Née dans une grande famille de cinéma, d’un père acteur et d’une mère costumière et professeure de théâtre, à côté desquels flottent également les figures d’un oncle et d’une tante multirécompensés (le réalisateur Michel Hazanavicius, ça vous dit quelque chose ?), Raïka Hazanavicius a démarré depuis peu une carrière où apparaissent déjà des noms remarquables, notamment de réalisatrices : Ovidie, avec la série Des gens bien ordinaires, et Andréa Bescond, dont elle vient de tourner la nouvelle série Nude. Portée par le désir de travailler le plus possible, la jeune femme de 24 ans avance au fil des rencontres en assumant ses incertitudes, aborde d’elle-même sans gêne aucune les sujets qu’on croyait délicats – notamment le débat parfois violent sur les nepo babies – et fait preuve d’un naturel et d’un franc-parler qui pourraient bien figurer parmi ses principaux atouts.

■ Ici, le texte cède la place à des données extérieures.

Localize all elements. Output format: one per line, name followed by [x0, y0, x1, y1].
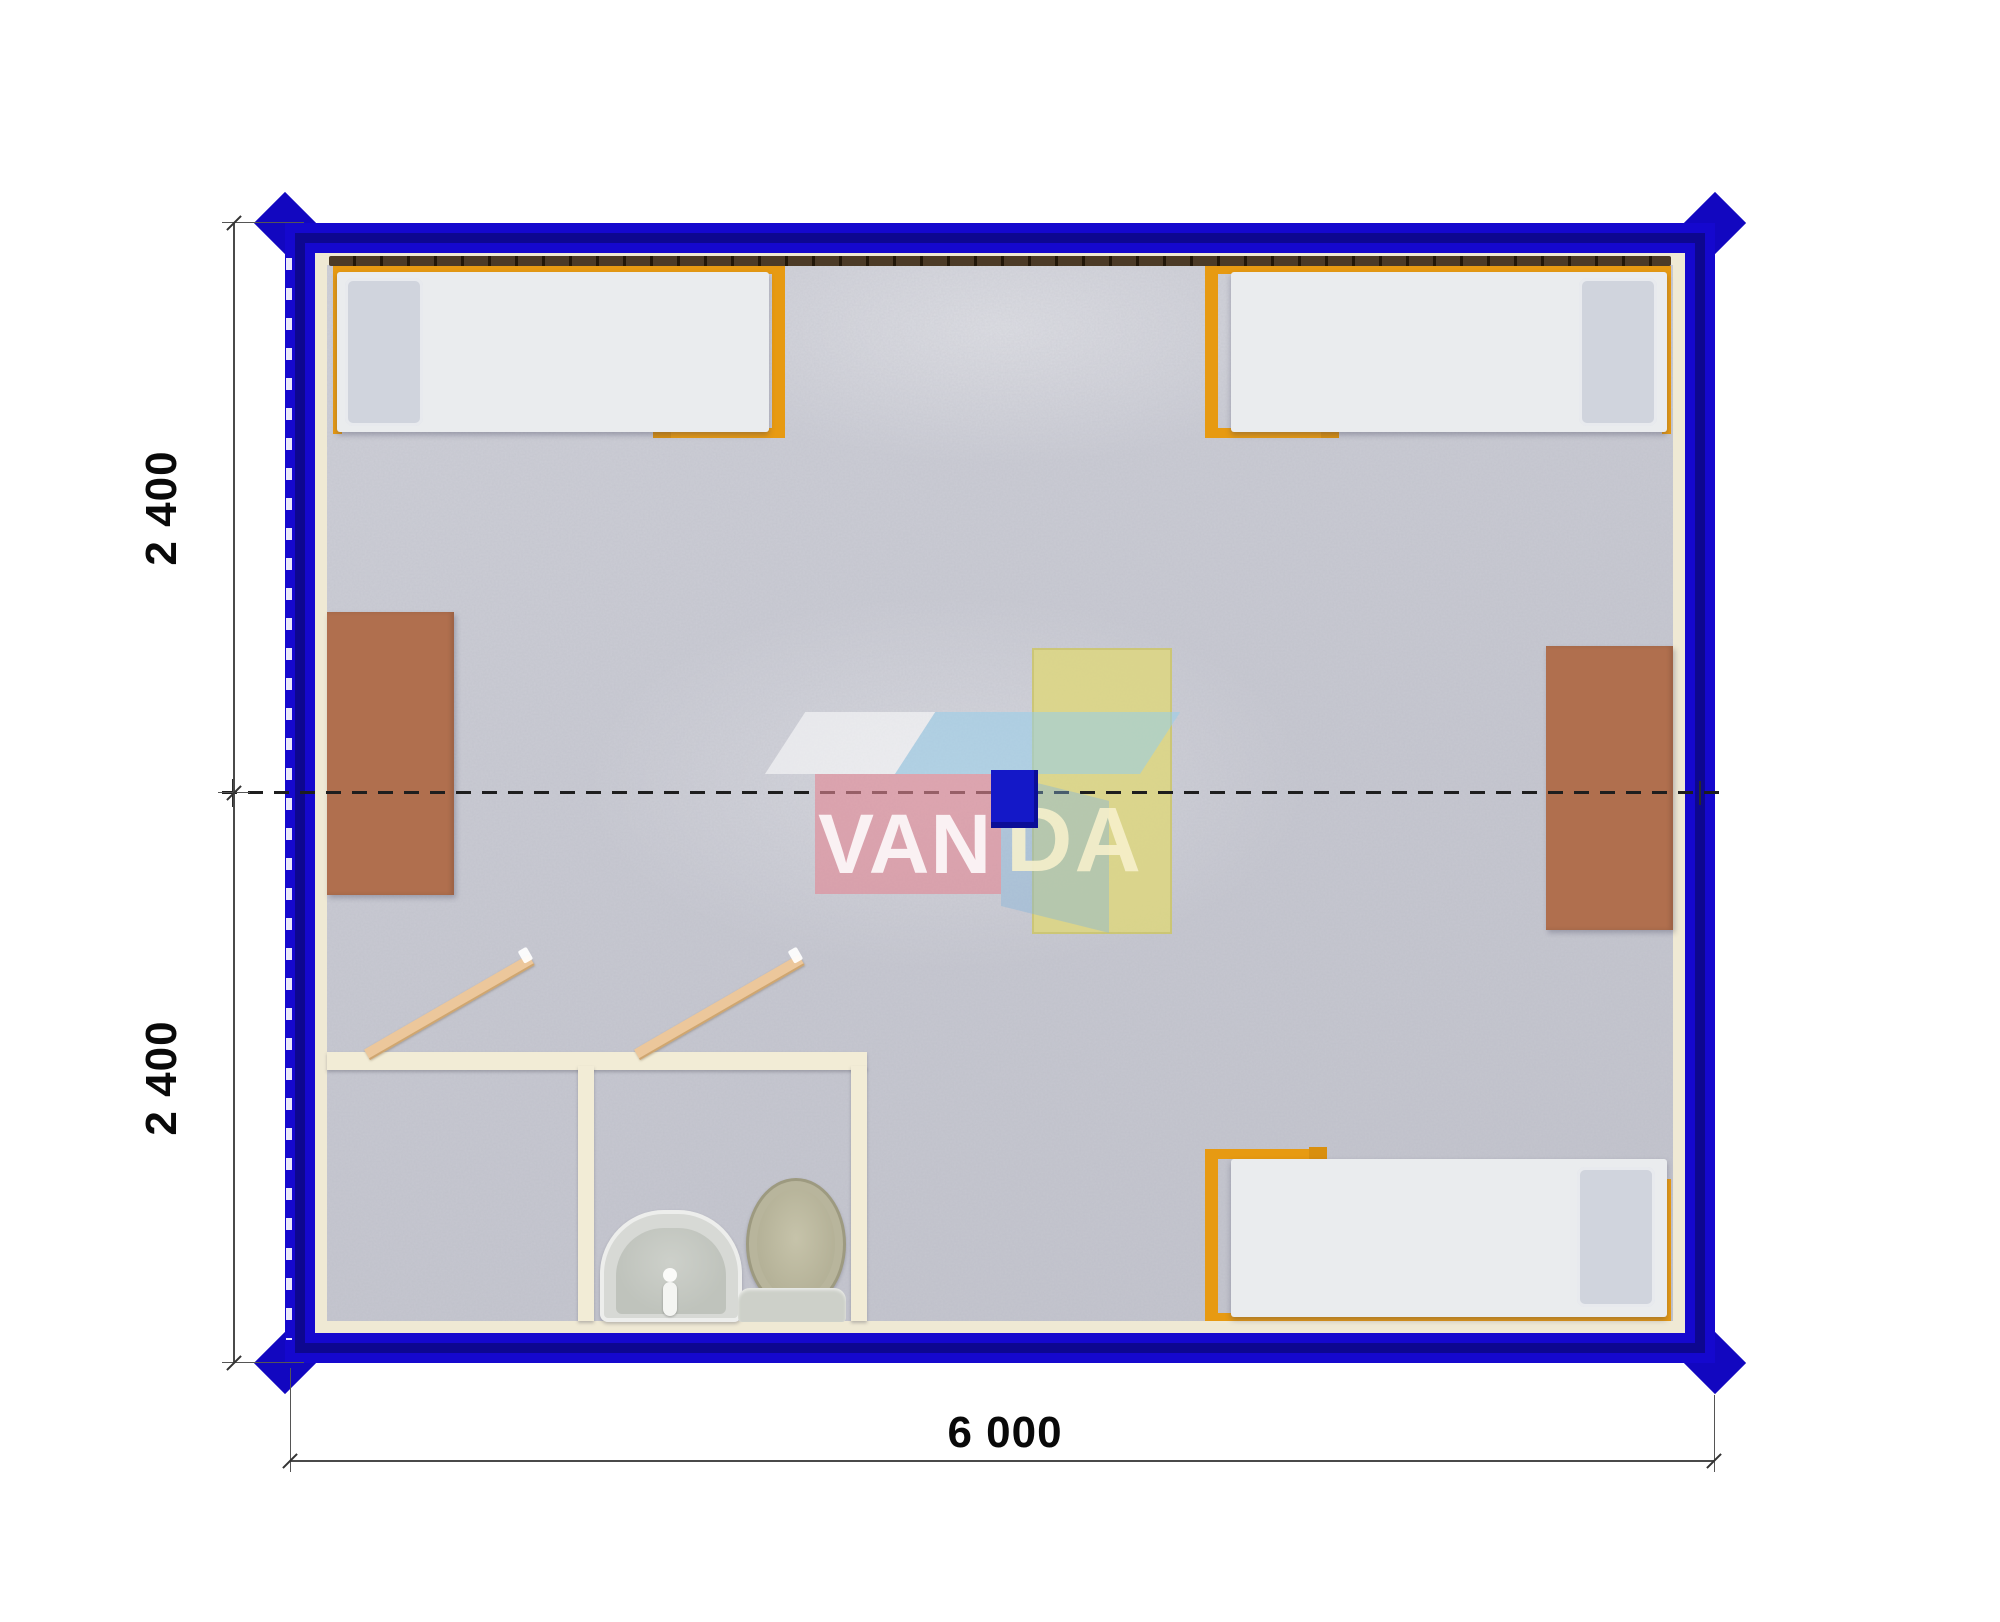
bathroom-wall-top	[327, 1052, 867, 1070]
desk-right	[1546, 646, 1673, 930]
bed-top-right	[1205, 266, 1671, 438]
bed-frame-rail	[1205, 1149, 1315, 1159]
pillow	[345, 278, 423, 426]
sink-drain	[663, 1268, 677, 1282]
sink	[600, 1210, 742, 1322]
toilet-base	[738, 1288, 846, 1322]
pillow	[1579, 278, 1657, 426]
logo-blue-square	[991, 770, 1038, 828]
bed-frame-foot	[1205, 266, 1218, 438]
dimension-label-2400-bottom: 2 400	[138, 993, 186, 1163]
dimension-label-6000: 6 000	[920, 1408, 1090, 1458]
dimension-line-horizontal	[290, 1460, 1714, 1462]
bed-frame-foot	[772, 266, 785, 438]
pillow	[1577, 1167, 1655, 1307]
toilet-lid-inner	[757, 1189, 835, 1299]
logo-text-van: VAN	[818, 802, 992, 886]
logo-top-face-blue	[895, 712, 1180, 774]
floorplan-canvas: VAN DA 2 400 2 400 6 000	[0, 0, 2000, 1622]
centerline-tick	[1699, 781, 1701, 805]
bed-frame-foot	[1205, 1149, 1218, 1321]
top-wall-rail	[329, 256, 1671, 266]
bathroom-wall-right	[851, 1066, 867, 1321]
bathroom-wall-divider	[578, 1066, 594, 1321]
sink-faucet	[663, 1282, 677, 1316]
desk-left	[327, 612, 454, 895]
bed-bottom-right	[1205, 1149, 1671, 1321]
extension-line	[290, 1368, 291, 1472]
bed-top-left	[333, 266, 785, 438]
left-wall-profile-dashes	[286, 258, 292, 1340]
dimension-label-2400-top: 2 400	[138, 423, 186, 593]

MIXTE. Comment as-tu débuté l’acting ?
Raïka Hazanavicius.
Le jeu est arrivé de plusieurs façons : du côté de mon père, tout le monde fait ce métier. Ma mère, elle, a monté une école de théâtre à la Martinique et a été cheffe costumière. J’ai été surtout sensibilisée au jeu par ce biais-là. Je n’ai jamais trop regardé les films de mon père, je trouvais ça nul, on n’aime pas regarder son père… Et puis, quand je suis allée retrouver ma mère à la Martinique, j’étais très loin de tout ça là-bas, même si, quand j’étais petite, elle a voulu nous faire faire des exercices de théâtre. Au départ, ça ne m’a pas du tout plu, j’étais gênée d’être face à elle. Et puis, en regardant ses élèves jouer, ça m’a transmis quelque chose. J’avais très peur de faire ça, mais en même temps, j’avais envie de vaincre cette peur. Quand je suis arrivée à Paris, à 16 ans, j’ai foiré ma scolarité, puis j’ai fait des études de communication. Salariée dans un bureau, je me suis beaucoup remise en question. Je me suis alors dit : “Là, il va falloir prendre un risque.” Et comme ma petite sœur commençait l’acting, j’ai enfin repris les cours de théâtre.

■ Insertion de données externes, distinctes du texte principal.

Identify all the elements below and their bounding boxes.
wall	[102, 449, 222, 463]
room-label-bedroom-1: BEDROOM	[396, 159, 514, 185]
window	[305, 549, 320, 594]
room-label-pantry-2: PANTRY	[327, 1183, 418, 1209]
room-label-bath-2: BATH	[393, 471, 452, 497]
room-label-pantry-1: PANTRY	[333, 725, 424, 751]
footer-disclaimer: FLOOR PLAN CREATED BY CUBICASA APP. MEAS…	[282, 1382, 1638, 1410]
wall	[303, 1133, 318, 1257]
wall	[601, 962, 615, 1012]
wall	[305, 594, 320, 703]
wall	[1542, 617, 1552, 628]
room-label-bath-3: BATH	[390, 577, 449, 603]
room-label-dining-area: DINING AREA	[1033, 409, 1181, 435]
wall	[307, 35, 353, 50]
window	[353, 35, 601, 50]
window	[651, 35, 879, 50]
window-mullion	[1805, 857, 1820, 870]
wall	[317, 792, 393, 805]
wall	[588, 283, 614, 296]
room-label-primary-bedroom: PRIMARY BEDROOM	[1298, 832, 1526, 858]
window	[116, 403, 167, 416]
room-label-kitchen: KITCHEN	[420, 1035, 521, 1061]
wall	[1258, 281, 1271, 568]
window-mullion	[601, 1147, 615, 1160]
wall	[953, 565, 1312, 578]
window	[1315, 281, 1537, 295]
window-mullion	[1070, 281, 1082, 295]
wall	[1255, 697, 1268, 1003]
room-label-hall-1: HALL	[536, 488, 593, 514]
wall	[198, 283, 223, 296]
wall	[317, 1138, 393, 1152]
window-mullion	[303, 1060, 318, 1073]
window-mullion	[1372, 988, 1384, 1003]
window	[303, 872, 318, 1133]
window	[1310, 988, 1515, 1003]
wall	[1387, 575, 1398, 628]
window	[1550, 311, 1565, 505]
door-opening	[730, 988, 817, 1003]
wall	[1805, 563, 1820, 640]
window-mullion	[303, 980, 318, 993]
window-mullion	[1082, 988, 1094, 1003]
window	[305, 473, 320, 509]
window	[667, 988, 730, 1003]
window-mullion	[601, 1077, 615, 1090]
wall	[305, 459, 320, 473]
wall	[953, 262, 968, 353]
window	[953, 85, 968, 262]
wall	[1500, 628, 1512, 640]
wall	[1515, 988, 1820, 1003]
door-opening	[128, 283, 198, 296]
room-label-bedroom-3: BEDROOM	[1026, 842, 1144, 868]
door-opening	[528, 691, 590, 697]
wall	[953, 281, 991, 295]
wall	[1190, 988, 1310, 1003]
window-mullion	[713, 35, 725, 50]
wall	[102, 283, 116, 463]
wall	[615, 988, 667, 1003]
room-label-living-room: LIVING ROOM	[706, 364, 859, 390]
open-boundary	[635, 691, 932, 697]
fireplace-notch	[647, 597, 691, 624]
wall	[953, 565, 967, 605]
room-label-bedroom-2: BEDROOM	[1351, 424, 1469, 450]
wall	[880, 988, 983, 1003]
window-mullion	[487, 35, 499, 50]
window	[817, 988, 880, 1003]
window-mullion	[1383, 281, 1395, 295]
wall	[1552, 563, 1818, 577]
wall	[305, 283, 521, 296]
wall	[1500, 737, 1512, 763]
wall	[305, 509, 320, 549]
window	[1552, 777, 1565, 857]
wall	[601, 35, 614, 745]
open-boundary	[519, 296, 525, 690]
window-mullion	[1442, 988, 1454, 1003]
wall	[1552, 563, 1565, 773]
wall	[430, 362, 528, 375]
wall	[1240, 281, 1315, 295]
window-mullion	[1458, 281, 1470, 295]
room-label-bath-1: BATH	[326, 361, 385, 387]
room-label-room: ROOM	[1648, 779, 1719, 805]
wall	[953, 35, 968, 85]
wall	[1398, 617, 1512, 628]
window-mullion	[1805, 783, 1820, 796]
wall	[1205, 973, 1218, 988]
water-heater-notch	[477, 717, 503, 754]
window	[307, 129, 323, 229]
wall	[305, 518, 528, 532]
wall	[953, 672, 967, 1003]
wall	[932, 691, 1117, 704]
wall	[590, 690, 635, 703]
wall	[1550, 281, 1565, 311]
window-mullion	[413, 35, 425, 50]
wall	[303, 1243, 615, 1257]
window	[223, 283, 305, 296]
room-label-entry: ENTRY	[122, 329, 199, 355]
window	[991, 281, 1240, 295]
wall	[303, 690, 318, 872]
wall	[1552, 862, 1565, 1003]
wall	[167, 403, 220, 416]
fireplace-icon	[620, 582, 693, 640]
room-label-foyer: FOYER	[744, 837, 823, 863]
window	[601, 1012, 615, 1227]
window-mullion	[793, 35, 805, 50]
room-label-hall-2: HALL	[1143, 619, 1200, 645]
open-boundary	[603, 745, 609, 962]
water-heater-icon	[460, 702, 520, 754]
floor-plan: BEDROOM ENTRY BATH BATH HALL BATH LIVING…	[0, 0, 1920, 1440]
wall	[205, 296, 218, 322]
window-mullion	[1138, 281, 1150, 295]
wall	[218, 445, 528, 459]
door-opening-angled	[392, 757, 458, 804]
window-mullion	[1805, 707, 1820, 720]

M. Si ce n’est pas ton père, qui t’a initiée au cinéma ?
R. H.
Mon père ne parlait pas vraiment de son taf. Le cinéma était là sans être vraiment présent. C’est surtout mon grand frère qui m’a appris le streaming. J’ai commencé à regarder des films comme ça. D’ailleurs, je pensais avoir découvert DiCaprio, comme si c’était un truc niche… J’avais vu Simples Secrets, dans lequel il jouait avec De Niro et Meryl Streep. Et ensuite Basketball Diaries, Gilbert Grape. Je me suis dit : “Ce mec-là, il faut le suivre”… (rires)

M. Comment ta famille a réagi quand tu as voulu te lancer dans le métier ?
R. H.
Quand je leur ai annoncé que je voulais faire du cinéma, mon père m’a dit : “Je ne suis pas sûr que tu sois prête, donc je te paye des cours”. Le deal, c’était qu’il répondrait à toutes mes questions, mais que je devrais me débrouiller seule. Il pensait qu’avec mon nom, j’aurais du piston sans rien faire. Il m’a énormément coachée. Dès que j’avais un casting, j’allais le voir et on travaillait pendant quatre heures.

M. Qu’est-ce qui t’a le plus plu dans Les 7 Vies de Léa, ton premier rôle important ?
R. H.
D’abord, de décrocher le rôle ! Et puis de constater que j’étais super enthousiaste à l’idée de jouer, que j’en crevais d’envie, à tel point que je n’avais pas peur. C’était aussi idéal pour mettre le pied à l’étrier, car je devais partager ce rôle avec d’autres acteurs et actrices (puisque le personnage se projette dans d’autres corps), ce qui a réduit la pression. Finalement, je n’avais pas de problématique de jeu, je jouais une meuf de 17 ans alors que j’allais moi-même avoir 17 ans.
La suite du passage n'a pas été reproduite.